Der Mond war gerade hinter dem hohen Wald verschwunden, als der Schwarze Korsar sich wieder erhoben hatte, um die hartnäckige Jagd auf van Gould und sein Gefolge von neuem aufzunehmen. Er schien nicht eher ruhen zu wollen, bis er seinen Todfeind eingeholt hatte. Doch bald zwangen neue Hindernisse, den Gewaltmarsch nicht nur zu verlangsamen, sondern sogar aufzuhalten.

Sehr häufig stieß man auf Tümpel, in welchen sich alle Waldabfälle gesammelt hatten, dann wieder auf sumpfigen Boden mit Wasserlöchern. So mußte man Durchgänge suchen, große Umwege machen oder Pflanzen abschlagen, um Brücken herzustellen.

Seine Leute gaben sich die erdenklichste Mühe, doch waren sie schon von den langen, fast zehn Tage dauernden Märschen, den schlaflosen Nächten und der kärglichen Nahrung sehr erschöpft.

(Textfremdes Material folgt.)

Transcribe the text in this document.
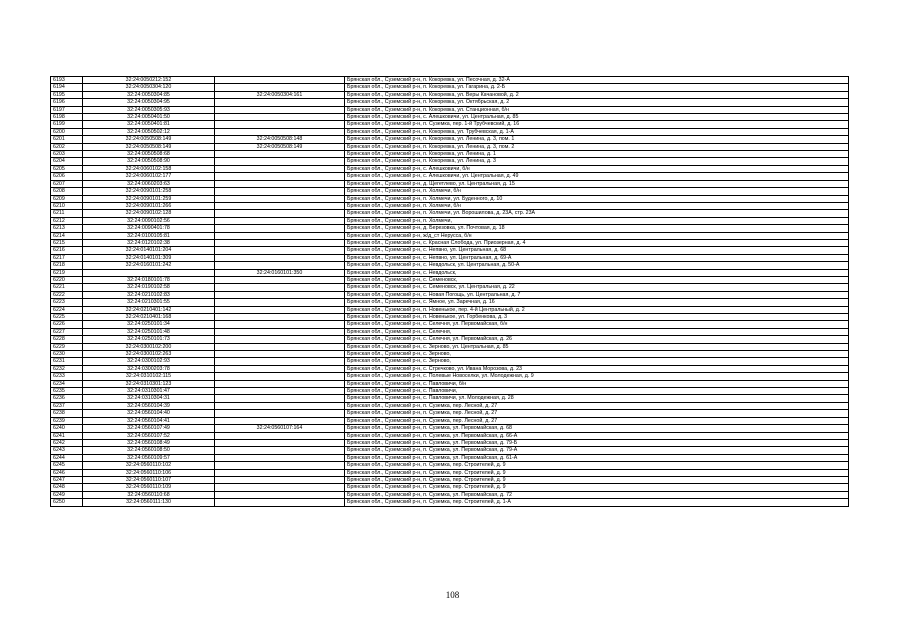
6193	32:24:0050212:152		Брянская обл., Суземский р-н, п. Кокоревка, ул. Песочная, д. 32-А
6194	32:24:0050304:120		Брянская обл., Суземский р-н, п. Кокоревка, ул. Гагарина, д. 2-Б
6195	32:24:0050304:85	32:24:0050304:161	Брянская обл., Суземский р-н, п. Кокоревка, ул. Веры Качановой, д. 2
6196	32:24:0050304:95		Брянская обл., Суземский р-н, п. Кокоревка, ул. Октябрьская, д. 2
6197	32:24:0050305:93		Брянская обл., Суземский р-н, п. Кокоревка, ул. Станционная, б/н
6198	32:24:0050401:50		Брянская обл., Суземский р-н, с. Алешковичи, ул. Центральная, д. 85
6199	32:24:0050401:81		Брянская обл., Суземский р-н, п. Суземка, пер. 1-й Трубчевский, д. 16
6200	32:24:0050502:12		Брянская обл., Суземский р-н, п. Кокоревка, ул. Трубчевская, д. 1-А
6201	32:24:0050508:149	32:24:0050508:148	Брянская обл., Суземский р-н, п. Кокоревка, ул. Ленина, д. 3, пом. 1
6202	32:24:0050508:149	32:24:0050508:149	Брянская обл., Суземский р-н, п. Кокоревка, ул. Ленина, д. 3, пом. 2
6203	32:24:0050508:68		Брянская обл., Суземский р-н, п. Кокоревка, ул. Ленина, д. 1
6204	32:24:0050508:90		Брянская обл., Суземский р-н, п. Кокоревка, ул. Ленина, д. 3
6205	32:24:0060102:158		Брянская обл., Суземский р-н, с. Алешковичи, б/н
6206	32:24:0060102:177		Брянская обл., Суземский р-н, с. Алешковичи, ул. Центральная, д. 49
6207	32:24:0060203:63		Брянская обл., Суземский р-н, д. Щегетлево, ул. Центральная, д. 15
6208	32:24:0090101:258		Брянская обл., Суземский р-н, п. Холмечи, б/н
6209	32:24:0090101:259		Брянская обл., Суземский р-н, п. Холмечи, ул. Буденного, д. 10
6210	32:24:0090101:266		Брянская обл., Суземский р-н, п. Холмечи, б/н
6211	32:24:0090102:128		Брянская обл., Суземский р-н, п. Холмечи, ул. Ворошилова, д. 23А, стр. 23А
6212	32:24:0090102:56		Брянская обл., Суземский р-н, п. Холмечи,
6213	32:24:0090401:78		Брянская обл., Суземский р-н, д. Березовка, ул. Почтовая, д. 18
6214	32:24:0100105:81		Брянская обл., Суземский р-н, ж/д_ст Неруссa, б/н
6215	32:24:0120102:38		Брянская обл., Суземский р-н, с. Красная Слобода, ул. Приозерная, д. 4
6216	32:24:0140101:204		Брянская обл., Суземский р-н, с. Непвно, ул. Центральная, д. 68
6217	32:24:0140101:309		Брянская обл., Суземский р-н, с. Непвно, ул. Центральная, д. 69-А
6218	32:24:0160101:242		Брянская обл., Суземский р-н, с. Невдольск, ул. Центральная, д. 50-А
6219		32:24:0160101:350	Брянская обл., Суземский р-н, с. Невдольск,
6220	32:24:0180101:78		Брянская обл., Суземский р-н, с. Семеновск,
6221	32:24:0190102:58		Брянская обл., Суземский р-н, с. Семеновск, ул. Центральная, д. 22
6222	32:24:0210102:83		Брянская обл., Суземский р-н, с. Новая Погощь, ул. Центральная, д. 7
6223	32:24:0210301:55		Брянская обл., Суземский р-н, с. Ямное, ул. Заречная, д. 16
6224	32:24:0210401:142		Брянская обл., Суземский р-н, п. Новенькое, пер. 4-й Центральный, д. 2
6225	32:24:0210401:168		Брянская обл., Суземский р-н, п. Новенькое, ул. Горбенкова, д. 3
6226	32:24:0250101:34		Брянская обл., Суземский р-н, с. Селечня, ул. Первомайская, б/н
6227	32:24:0250101:48		Брянская обл., Суземский р-н, с. Селечня,
6228	32:24:0250101:73		Брянская обл., Суземский р-н, с. Селечня, ул. Первомайская, д. 26
6229	32:24:0300102:200		Брянская обл., Суземский р-н, с. Зерново, ул. Центральная, д. 85
6230	32:24:0300102:263		Брянская обл., Суземский р-н, с. Зерново,
6231	32:24:0300102:93		Брянская обл., Суземский р-н, с. Зерново,
6232	32:24:0300203:78		Брянская обл., Суземский р-н, с. Стречково, ул. Ивана Морозова, д. 23
6233	32:24:0310102:115		Брянская обл., Суземский р-н, с. Полевые Новоселки, ул. Молодежная, д. 9
6234	32:24:0310301:123		Брянская обл., Суземский р-н, с. Павловичи, б/н
6235	32:24:0310301:47		Брянская обл., Суземский р-н, с. Павловичи,
6236	32:24:0310304:31		Брянская обл., Суземский р-н, с. Павловичи, ул. Молодежная, д. 28
6237	32:24:0560104:39		Брянская обл., Суземский р-н, п. Суземка, пер. Лесной, д. 27
6238	32:24:0560104:40		Брянская обл., Суземский р-н, п. Суземка, пер. Лесной, д. 27
6239	32:24:0560104:41		Брянская обл., Суземский р-н, п. Суземка, пер. Лесной, д. 27
6240	32:24:0560107:49	32:24:0560107:164	Брянская обл., Суземский р-н, п. Суземка, ул. Первомайская, д. 68
6241	32:24:0560107:52		Брянская обл., Суземский р-н, п. Суземка, ул. Первомайская, д. 66-А
6242	32:24:0560108:49		Брянская обл., Суземский р-н, п. Суземка, ул. Первомайская, д. 79-Б
6243	32:24:0560108:50		Брянская обл., Суземский р-н, п. Суземка, ул. Первомайская, д. 79-А
6244	32:24:0560109:57		Брянская обл., Суземский р-н, п. Суземка, ул. Первомайская, д. 61-А
6245	32:24:0560110:102		Брянская обл., Суземский р-н, п. Суземка, пер. Строителей, д. 9
6246	32:24:0560110:106		Брянская обл., Суземский р-н, п. Суземка, пер. Строителей, д. 9
6247	32:24:0560110:107		Брянская обл., Суземский р-н, п. Суземка, пер. Строителей, д. 9
6248	32:24:0560110:109		Брянская обл., Суземский р-н, п. Суземка, пер. Строителей, д. 9
6249	32:24:0560110:68		Брянская обл., Суземский р-н, п. Суземка, ул. Первомайская, д. 72
6250	32:24:0560111:130		Брянская обл., Суземский р-н, п. Суземка, пер. Строителей, д. 1-А
108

Bei Tagesanbruch mußten sie ihn um eine Ruhepause bitten, da sie sich kaum noch auf den Füßen halten konnten. Sie waren halb verhungert; Zwieback gab es nicht mehr, und Carmaux' Katze war schon seit fünfzehn Stunden verdaut.

Nun gingen sie auf die Suche nach Wild und Obstbäumen. Dieser sumpfige Wald jedoch schien nichts zu bieten. Man hörte weder Papageiengeschwätz noch Affengeheul, noch sah man irgendeine Pflanze, die eßbare Früchte bot.

Endlich war der Katalonier so glücklich, im Sumpfwasser eine Praira mit der Hand zu fangen, jedoch nicht ohne einen schweren Biß davonzutragen. Das sind in toten Gewässern in Überzahl vorkommende Fische mit scharfen Zähnen und schwarzem Rücken. Währenddessen versuchte Mokko einen anderen Fisch zu fangen, den Cascudo. Derselbe war ein Fuß lang und hatte ganz harte, oben schwarze und unten rötliche Schuppen.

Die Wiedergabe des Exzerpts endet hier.